Transparency, Confusion, and Obscurantism

In NIEHS Transparency? We Can See Right Through You (July 10, 2014), I chastised authors Kevin C. Elliott and David B. Resnik for their confusing and confused arguments about standards of proof, the definition of risk, and conflicts of interest (COIs). See Kevin C. Elliott and David B. Resnik, “Science, Policy, and the Transparency of Values,” 122 Envt’l Health Persp. 647 (2014) [Elliott & Resnik]. In their focus on environmentalism and environmental policy, Elliott and Resnik seem intent upon substituting various presumptions, leaps of faith, and unproven extrapolations for actual evidence and valid inference, in the hope of improving the environment and reducing risk to life. But to get to their goal, Elliott and Resnik engage in various equivocations and ambiguities in their use of “risk,” and they compound the muddle by introducing a sliding scale of “standards of evidence,” for legal, regulatory, and scientific conclusions.

Dr. David H. Schwartz is a scientist, who received his doctoral degree in Neuroscience from Princeton University, and his postdoctoral training in Neuropharmacology and Neurophysiology at the Center for Molecular and Behavioral Neuroscience, in Rutgers University. Dr. Schwartz has since gone to found one of the leading scientific consulting firms, Innovative Science Solutions (ISS), which supports both regulatory and litigation claims and defenses, as may scientifically appropriate. Given his experience, Dr. Schwartz is well positioned to address the standards of scientific evidentiary conclusions across regulatory, litigation, and scientific communities.

In this month’s issue of Environmental Health Perspectives (EHP), Dr. David Schwartz adds to the criticism of Elliott and Resnik’s tendentious editorial. David H. Schwartz, “Policy and the Transparency of Values in Science,” 122 Envt’l Health Persp. A291 (2014). Schwartz points out that “[a]lthough … different venues or contexts require different standards of evidence, it is important to emphasize that the actual scientific evidence remains constant.” Id.
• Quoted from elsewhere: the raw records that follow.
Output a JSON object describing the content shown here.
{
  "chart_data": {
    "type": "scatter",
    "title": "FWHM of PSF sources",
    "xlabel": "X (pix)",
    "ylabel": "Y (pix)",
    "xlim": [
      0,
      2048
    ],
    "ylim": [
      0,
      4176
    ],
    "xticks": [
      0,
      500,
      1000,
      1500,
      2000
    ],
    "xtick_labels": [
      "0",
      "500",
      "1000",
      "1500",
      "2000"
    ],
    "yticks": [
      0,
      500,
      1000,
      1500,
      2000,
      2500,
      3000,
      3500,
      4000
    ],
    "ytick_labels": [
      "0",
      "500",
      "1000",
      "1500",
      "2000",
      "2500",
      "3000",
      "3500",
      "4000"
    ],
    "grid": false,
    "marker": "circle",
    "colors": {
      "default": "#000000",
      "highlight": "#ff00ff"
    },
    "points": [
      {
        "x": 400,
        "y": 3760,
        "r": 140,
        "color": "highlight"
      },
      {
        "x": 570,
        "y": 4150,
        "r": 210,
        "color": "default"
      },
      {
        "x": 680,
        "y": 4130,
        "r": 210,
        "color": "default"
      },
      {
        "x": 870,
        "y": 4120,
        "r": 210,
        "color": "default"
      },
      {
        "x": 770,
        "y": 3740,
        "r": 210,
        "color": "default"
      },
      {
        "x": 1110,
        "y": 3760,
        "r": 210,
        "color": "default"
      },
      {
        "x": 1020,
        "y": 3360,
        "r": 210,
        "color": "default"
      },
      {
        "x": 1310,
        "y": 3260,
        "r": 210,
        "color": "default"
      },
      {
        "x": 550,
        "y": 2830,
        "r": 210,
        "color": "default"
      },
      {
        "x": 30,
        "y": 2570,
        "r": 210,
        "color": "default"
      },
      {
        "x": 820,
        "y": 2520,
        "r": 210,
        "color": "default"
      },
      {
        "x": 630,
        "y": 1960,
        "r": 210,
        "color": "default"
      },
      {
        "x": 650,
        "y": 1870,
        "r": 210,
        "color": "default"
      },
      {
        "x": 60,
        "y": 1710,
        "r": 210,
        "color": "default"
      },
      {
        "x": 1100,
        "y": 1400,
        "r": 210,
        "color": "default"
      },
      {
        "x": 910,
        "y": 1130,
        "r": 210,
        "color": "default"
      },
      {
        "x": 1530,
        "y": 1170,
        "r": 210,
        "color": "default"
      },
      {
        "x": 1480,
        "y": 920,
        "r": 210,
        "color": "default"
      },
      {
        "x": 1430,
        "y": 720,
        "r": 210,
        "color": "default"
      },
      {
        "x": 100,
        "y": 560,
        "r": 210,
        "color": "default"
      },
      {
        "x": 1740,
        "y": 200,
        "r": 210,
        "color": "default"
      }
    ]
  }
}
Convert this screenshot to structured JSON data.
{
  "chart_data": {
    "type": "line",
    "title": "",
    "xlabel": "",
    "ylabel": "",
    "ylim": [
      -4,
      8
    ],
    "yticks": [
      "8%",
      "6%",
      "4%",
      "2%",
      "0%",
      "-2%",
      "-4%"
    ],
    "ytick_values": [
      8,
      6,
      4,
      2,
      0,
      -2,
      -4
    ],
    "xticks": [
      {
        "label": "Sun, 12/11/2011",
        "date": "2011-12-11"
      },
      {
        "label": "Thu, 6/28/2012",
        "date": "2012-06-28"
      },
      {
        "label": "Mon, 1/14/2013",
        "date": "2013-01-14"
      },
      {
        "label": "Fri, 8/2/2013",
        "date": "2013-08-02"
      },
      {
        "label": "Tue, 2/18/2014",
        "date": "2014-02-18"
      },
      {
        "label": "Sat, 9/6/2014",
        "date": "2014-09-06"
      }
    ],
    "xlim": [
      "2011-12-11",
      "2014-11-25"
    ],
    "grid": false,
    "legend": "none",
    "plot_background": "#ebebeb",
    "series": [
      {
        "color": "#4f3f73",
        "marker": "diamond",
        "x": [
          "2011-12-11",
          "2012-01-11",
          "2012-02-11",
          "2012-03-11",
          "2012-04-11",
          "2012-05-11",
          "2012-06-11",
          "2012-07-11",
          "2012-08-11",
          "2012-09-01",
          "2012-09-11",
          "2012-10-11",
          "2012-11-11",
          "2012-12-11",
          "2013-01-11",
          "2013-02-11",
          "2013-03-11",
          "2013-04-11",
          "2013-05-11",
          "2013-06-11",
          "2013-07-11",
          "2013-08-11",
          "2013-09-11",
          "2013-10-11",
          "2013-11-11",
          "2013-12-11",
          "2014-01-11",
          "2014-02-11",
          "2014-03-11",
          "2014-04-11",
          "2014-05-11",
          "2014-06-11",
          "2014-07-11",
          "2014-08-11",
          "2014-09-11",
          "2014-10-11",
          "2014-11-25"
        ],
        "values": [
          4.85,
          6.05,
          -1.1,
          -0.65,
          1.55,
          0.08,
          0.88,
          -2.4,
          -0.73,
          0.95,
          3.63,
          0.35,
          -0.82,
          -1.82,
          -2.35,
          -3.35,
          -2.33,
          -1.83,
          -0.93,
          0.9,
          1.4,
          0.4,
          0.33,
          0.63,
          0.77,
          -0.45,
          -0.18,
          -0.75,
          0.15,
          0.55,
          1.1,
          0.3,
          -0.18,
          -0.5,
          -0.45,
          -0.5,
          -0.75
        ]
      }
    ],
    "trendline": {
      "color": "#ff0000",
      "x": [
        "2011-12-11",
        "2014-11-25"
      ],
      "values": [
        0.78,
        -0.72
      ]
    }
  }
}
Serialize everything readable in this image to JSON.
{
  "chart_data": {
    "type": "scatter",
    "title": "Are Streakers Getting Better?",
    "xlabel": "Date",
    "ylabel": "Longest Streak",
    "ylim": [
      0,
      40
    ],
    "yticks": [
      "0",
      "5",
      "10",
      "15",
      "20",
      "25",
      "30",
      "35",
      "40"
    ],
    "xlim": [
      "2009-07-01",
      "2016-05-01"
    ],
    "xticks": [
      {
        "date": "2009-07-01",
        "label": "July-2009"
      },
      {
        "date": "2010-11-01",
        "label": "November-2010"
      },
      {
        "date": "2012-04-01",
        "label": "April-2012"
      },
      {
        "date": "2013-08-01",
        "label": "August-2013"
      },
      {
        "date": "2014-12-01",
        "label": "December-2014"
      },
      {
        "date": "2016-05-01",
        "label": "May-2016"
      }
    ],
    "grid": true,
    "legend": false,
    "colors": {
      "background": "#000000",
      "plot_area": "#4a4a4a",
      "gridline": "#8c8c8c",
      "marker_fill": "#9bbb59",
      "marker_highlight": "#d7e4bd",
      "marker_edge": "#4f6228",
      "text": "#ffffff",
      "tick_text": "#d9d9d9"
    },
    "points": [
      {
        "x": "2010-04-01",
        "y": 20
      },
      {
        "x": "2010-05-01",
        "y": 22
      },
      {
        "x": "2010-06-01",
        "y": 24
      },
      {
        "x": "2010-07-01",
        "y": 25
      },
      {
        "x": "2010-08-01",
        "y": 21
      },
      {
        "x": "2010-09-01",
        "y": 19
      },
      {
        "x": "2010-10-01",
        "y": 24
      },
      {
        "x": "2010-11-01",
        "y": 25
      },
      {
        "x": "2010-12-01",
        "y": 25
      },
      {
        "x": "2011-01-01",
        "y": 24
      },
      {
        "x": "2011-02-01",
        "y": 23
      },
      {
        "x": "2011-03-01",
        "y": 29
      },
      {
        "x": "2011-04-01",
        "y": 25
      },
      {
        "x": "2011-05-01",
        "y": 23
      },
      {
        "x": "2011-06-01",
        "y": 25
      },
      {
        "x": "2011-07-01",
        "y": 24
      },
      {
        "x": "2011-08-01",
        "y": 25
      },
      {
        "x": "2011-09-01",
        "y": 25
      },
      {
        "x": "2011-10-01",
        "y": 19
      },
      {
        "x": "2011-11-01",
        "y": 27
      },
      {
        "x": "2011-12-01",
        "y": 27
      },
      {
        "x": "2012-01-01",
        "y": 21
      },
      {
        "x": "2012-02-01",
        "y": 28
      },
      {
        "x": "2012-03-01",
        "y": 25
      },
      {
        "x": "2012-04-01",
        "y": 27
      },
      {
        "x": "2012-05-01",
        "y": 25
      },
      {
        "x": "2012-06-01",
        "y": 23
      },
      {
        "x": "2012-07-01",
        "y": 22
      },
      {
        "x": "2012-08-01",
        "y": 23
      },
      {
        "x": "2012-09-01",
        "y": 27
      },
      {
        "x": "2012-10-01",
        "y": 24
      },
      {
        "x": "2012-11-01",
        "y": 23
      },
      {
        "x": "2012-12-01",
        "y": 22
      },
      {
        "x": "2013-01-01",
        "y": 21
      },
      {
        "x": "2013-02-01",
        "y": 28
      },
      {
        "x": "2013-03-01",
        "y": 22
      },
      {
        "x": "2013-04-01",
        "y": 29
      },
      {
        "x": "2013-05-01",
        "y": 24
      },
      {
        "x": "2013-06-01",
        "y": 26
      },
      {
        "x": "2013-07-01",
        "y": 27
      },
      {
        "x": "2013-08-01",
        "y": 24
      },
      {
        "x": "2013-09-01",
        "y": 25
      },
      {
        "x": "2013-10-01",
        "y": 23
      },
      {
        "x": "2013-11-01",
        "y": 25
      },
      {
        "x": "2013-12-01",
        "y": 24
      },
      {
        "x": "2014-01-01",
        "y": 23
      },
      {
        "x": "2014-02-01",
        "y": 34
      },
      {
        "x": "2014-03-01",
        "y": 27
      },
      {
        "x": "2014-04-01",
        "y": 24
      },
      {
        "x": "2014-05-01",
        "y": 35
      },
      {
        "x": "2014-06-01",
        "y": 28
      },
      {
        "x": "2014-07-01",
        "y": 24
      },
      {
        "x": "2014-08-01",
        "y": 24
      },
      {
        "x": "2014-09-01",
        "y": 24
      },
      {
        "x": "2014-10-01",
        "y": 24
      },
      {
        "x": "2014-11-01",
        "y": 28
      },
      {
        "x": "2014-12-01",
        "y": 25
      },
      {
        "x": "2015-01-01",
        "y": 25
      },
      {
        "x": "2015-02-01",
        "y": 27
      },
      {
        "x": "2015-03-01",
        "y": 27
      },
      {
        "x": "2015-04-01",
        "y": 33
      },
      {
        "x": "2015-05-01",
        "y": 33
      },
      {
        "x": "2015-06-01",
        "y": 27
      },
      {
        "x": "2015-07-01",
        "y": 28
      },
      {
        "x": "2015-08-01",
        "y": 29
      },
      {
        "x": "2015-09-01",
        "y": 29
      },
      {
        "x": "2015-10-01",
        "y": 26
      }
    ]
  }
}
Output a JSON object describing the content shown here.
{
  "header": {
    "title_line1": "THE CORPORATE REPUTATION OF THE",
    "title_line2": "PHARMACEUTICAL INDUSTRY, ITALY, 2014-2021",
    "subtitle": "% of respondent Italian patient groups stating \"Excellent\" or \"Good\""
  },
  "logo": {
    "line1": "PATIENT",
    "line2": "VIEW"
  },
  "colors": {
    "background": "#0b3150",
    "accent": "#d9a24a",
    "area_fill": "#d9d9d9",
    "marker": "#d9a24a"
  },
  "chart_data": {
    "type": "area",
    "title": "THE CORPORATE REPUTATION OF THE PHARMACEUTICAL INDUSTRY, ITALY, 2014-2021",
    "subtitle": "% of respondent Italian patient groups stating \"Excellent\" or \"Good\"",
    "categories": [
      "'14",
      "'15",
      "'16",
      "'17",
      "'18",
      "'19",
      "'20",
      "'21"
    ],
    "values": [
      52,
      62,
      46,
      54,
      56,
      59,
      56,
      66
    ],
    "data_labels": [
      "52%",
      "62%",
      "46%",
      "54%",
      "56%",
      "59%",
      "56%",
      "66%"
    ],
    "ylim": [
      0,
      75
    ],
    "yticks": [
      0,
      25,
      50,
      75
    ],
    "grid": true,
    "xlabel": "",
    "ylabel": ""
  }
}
Dr. Schwartz points out transparency is needed in how standards and evidence are represented in scientific and legal discourse, and he takes Elliott and Resnik to task for arguing, from ignorance, that litigation burdens are different from scientific standards. At times some writers misrepresent the nature of their evidence, or its weakness, and when challenged, attempt to excuse the laxness in standards by adverting to the regulatory or litigation contexts in which they are speaking. In some regulatory contexts, the burdens of proof are deliberately reduced, or shifted to the regulated industry. In litigation, the standard or burden of proof is rarely different from the scientific enterprise itself. As the United States Supreme Court made clear, trial courts must inquire whether an expert witness ‘‘employs in the courtroom the same level of intellectual rigor that characterizes the practice of an expert in the relevant field.’’ Kumho Tire Co. v. Carmichael, 526 U.S. 137, 152 (1999). Expert witnesses who fail to exercise the same intellectual rigor in the courtroom as in the laboratory, are eminently disposable or excludable from the legal process.

Schwartz also points out, as I had in my blog post, that “[w]hen using science to inform policy, transparency is critical. However, this transparency should include not only financial ties to industry but also ties to advocacy organizations and other strongly held points of view.”

In their Reply to Dr. Schwartz, Elliott and Resnik concede the importance of non-financial conflicts of interest, but they dig in on the supposed lower standard for scientific claims:

“we caution against equating the standards of evidence expected in tort law with those expected in more traditional scientific contexts. The tort system requires only a preponderance of evidence (> 50% likelihood) to win a case; this is much weaker evidence than scientists typically demand when presenting or publishing results, and confusion about these differing standards has led to significant legal controversies (Cranor 2006).”

Rather than citing any pertinent or persuasive legal authority, Elliott and Resnik cite an expert witness, Carl Cranor, neither a lawyer nor a scientist, who has worked steadfastly for the litigation industry (the plaintiffs’ bar) on various matters. The “caution” of Elliott and Resnik is directly contradicted by the Supreme Court’s pronouncement in Kumho Tire, and is fueled by a ignoratio elenchi that is based upon a confusion between the probability of repeated sampling with confidence intervals (usually 95%) and the posterior probability of a claim: namely, the probability of the claim given the admissible evidence. As the Reference Manual for Scientific Evidence makes clear, these are very different probabilities, which Cranor and others have consistently confused. Elliott and Resnik ought to know better.